不器用な男共
「……赤川か。雫はどうだ」
練兵場からの音が止んだ静寂の中、隆元様が影のように現れた。その瞳には、寝不足の隈と、隠しきれない悲痛な色が宿っている。
「……先ほどまで。今はもう、指一本動かせぬほどに追い込み、部屋へ戻らせました。……殿、あやつは異常です。武士のそれとは違う、何かに取り憑かれたような……」
「……分かっている。あの子が何を恐れ、何を急いでいるのか。」
隆元様が月を見上げる。その横顔には、孤独な情愛があった。
「赤川。雫を厳島へは連れて行かぬ。城に残す。……あの子は、私のために自分の命を毛利の生贄にしようとしている。そんなことは、私が許さぬ。既に充分過ぎるほど家に尽くしてもらった。3度も命を落としかけるほどに。」
「……本当に置いていかれるおつもりですか」
儂は、主君の言葉に真っ直ぐに問うた。
「左様だ。あの子には、笑っていてほしい。重いものを背負わせすぎた。…儂がどうなろうと、家と共に守らなければならない存在だ。」
「なれば、殿。雫は死にますぞ」
儂の遮るような言葉に、隆元様が息を呑む。
「……何だと?」
「今、あやつを縛り付け、戦から遠ざければ……雫の心は、今宵投げ飛ばした時のあの中身のない身体のように、空っぽになって崩れ落ちるでしょう。あやつは、殿を守れぬ自分を許せぬのです。殿を失う未来を、一刻たりとも受け入れられぬのです」
私は一歩、隆元様へ歩み寄った。
「殿はあやつを『守るべき存在』として守ろうとされている。だが、あやつはすでに『毛利の刃』であることを選んだ。……今の雫にとって、戦場に行かせぬことは慈悲ではなく、最大の拷問にございます」
「赤川……。だが、あの子の身体はもう……」
「本当に何故ここまで頑張るのか不思議なぐらいですな。仕上がらねば置いていくと、私も当初は思っておりました。

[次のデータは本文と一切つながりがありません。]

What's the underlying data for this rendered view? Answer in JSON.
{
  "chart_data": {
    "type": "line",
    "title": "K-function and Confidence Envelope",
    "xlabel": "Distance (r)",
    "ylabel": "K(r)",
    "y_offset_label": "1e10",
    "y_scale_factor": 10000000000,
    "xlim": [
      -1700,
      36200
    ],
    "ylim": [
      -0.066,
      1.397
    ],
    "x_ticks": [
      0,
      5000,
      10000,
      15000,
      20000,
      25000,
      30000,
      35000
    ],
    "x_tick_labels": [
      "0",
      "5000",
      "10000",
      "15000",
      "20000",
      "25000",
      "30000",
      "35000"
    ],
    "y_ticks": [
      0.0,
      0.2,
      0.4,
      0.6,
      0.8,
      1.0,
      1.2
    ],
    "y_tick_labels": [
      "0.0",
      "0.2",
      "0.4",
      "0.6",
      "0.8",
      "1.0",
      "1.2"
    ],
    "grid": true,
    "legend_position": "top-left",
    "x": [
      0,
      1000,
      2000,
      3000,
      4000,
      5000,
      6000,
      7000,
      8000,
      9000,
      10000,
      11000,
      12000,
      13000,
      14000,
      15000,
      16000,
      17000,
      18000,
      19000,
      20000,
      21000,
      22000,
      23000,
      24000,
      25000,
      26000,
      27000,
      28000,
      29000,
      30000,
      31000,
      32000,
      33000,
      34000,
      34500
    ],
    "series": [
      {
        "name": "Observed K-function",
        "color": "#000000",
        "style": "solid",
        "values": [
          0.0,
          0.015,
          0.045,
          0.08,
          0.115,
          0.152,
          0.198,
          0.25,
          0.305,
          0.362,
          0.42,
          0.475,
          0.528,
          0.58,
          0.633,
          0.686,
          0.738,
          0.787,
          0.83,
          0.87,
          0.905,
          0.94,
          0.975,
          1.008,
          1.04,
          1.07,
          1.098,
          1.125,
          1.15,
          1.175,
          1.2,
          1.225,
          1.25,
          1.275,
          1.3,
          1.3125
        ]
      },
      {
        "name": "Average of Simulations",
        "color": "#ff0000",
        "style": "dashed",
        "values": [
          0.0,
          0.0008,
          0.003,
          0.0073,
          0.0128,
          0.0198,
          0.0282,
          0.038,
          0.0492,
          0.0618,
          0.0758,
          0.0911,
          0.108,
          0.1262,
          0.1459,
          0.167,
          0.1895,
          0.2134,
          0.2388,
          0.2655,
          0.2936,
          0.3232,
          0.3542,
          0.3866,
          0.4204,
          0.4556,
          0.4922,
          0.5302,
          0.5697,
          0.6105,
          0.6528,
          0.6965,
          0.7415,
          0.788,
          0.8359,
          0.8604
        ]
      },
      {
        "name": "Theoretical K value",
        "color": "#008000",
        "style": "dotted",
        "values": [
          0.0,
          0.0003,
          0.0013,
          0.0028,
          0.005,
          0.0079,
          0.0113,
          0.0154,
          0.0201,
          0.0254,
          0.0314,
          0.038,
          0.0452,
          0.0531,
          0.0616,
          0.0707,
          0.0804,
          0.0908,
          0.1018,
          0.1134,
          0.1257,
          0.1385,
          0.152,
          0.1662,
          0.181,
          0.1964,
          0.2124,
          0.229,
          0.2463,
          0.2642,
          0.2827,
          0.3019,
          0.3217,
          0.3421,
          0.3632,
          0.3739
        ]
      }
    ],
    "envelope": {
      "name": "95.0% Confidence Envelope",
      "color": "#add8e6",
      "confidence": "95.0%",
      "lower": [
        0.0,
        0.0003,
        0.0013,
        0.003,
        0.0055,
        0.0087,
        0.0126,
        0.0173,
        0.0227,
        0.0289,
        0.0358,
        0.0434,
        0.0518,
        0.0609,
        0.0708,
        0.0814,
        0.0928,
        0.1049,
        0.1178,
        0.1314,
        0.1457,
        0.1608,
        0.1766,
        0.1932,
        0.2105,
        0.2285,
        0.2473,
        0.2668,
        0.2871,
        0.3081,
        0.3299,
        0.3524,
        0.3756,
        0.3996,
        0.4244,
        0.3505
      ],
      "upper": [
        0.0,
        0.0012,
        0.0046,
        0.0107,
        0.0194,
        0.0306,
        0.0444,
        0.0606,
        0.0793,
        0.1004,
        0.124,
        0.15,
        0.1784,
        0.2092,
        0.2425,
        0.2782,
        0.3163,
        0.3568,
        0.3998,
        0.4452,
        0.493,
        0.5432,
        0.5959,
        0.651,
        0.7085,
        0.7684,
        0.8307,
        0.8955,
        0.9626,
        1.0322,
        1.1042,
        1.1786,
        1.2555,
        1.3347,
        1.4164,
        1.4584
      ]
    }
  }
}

……じゃが、あやつに宿るあの狂気、あの『未来をねじ伏せようとする意志』を無下にできるほど、儂はあいつを知らない子として扱えぬ。
……あやつの頑張りは、一応見てきたつもりですぞ。」
儂は深く、頭を下げた。
「殿。雫を連れて行きましょう。あやつを『守られるべき者』としてではなく、殿を護る『盾』として認めてやってはいただけませぬか。……あやつが、あやつ自身で在るために」
長い沈黙が流れた。
隆元様は拳を固く握りしめ、やがて、絞り出すような声で呟いた。
「……私は、酷な主だな。……愛する者に、私を護るためにまた地獄へ来いと、命を削れ、下手すれば命を捧げろ。……そう言わねばならぬのか。」
「……いいえ。地獄へ共に行こうと言ってくれるのを、あやつは待っております。」
「それでも雫の身体が限界になれば稽古は即刻止めて置いていく。それを忘れるな。
もしお主が情ではなく本当に連れていくべきだと思えたのなら連れていこう。」
「……連れて行けるように仕上げまする。」
「……ああ。」
殿は本当に情が深い方だ。
その殿の心に触れられる貴重な人材である雫を失うことは避けたい。
だが、男には譲れないものがあり、きっと雫にとってそれが今なのであろう。
先ほどまで雫が転がっていた場所を見る。